Evet, madem ki bu âlem, nev'-i beşerin imtihan meydanıdır ve müsâbaka yeridir; iyilikle kötülüğün birbirinden tefrik edilemiyecek derecede muhtelit ve karışık olmaları lâzımdır ki, insanların dereceleri tezahür etsin. İmtihan ve tecrübe zamanları bittikten sonra, kötü insanlar:
"Ey mücrimler! (günahkârlar) Bir tarafa çekiliniz." (Yâsîn: 59) diye olan tüy ürpertici, sâikavâri, şiddetli emr-i İlâhîye mâruz kalacakları gibi; iyi insanlar da
"Dâimî kalmak üzere Cennete giriniz" (Zümer: 73) diye olan Cenâb-ı Hakkın mün'imâne, şefîkane, lütufkârane emirlerine mazhar olacaklardır. İnsanlar bu iki kısma ayrıldıktan sonra, kâinat da tasfiye ameliyatına uğrayacak. Kötülüğü, şerri, zararı tevlid eden maddelerin bir tarafa çekilmesiyle Cehennemin; iyiliği, hayrı, nef'i doğuran maddelerin de diğer tarafa çekilmesiyle Cennetin techizatları ikmâl edilecektir."

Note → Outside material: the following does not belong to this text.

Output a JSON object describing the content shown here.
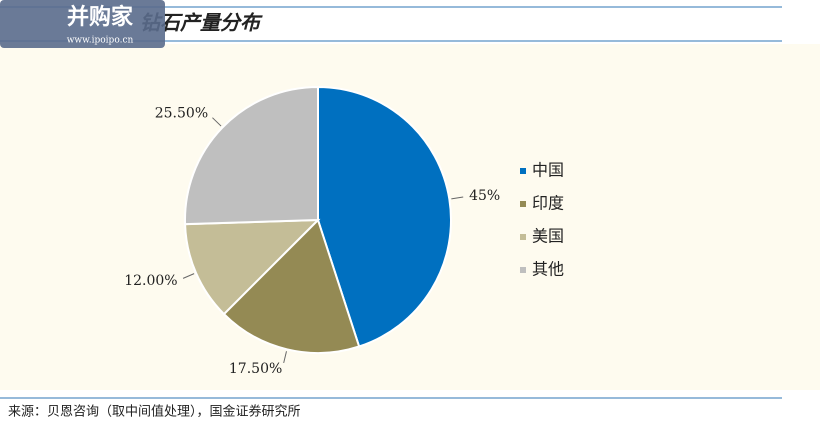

(Bediüzzaman, İşârâtü'l-İ'câz, 159 - 160)
Havz-ı Kevser Nedir? Mahşer günü Allah Teâlâ'nın Peygamberimize ihsan buyurduğu gayet büyük bir havuzdur. Suyu pek tatlı, berrak, ferahlatıcıdır. Sâlih mü'minler bu sudan içecek, mahşerin dehşetinden meydana gelen hararetlerini bununla gidereceklerdir.
Şefâat Nedir? Âhiret günü bir kısım günahkâr mü'minlerin afvedilmesi ve itâatli mü'minlerin de daha yüksek mertebelere ermeleri için, Peygamberimizin ve diğer büyük zâtların Allah Teâlâ'dan niyâz ve istirhamda bulunmalarıdır.
Peygamberimiz (asm), sair peygamberlere verilmemiş büyük bir şefâatin sâhibidir. Bu büyük şefâatini, Mahşer günü insanlara ait muhakeme ve muhasebenin bir an evvel yapılıp insanların mahşerin dehşetinden bir an önce kurtulmalarını te'min yolunda kullanacaktır.
Onun bu şefâatine "Şefâat-i uzma" denir. Ve Peygamberimizin hâiz olduğu bu büyük imtiyaz ve yüksek şefâat makamına ise, "Makam-ı Mahmûd" adı verilir.
Peygamberimizin (asm) bütün insanlığı alâkadar eden bu büyük şefâatinden ayrı, ümmeti hakkında hususî şefâatleri de olacaktır.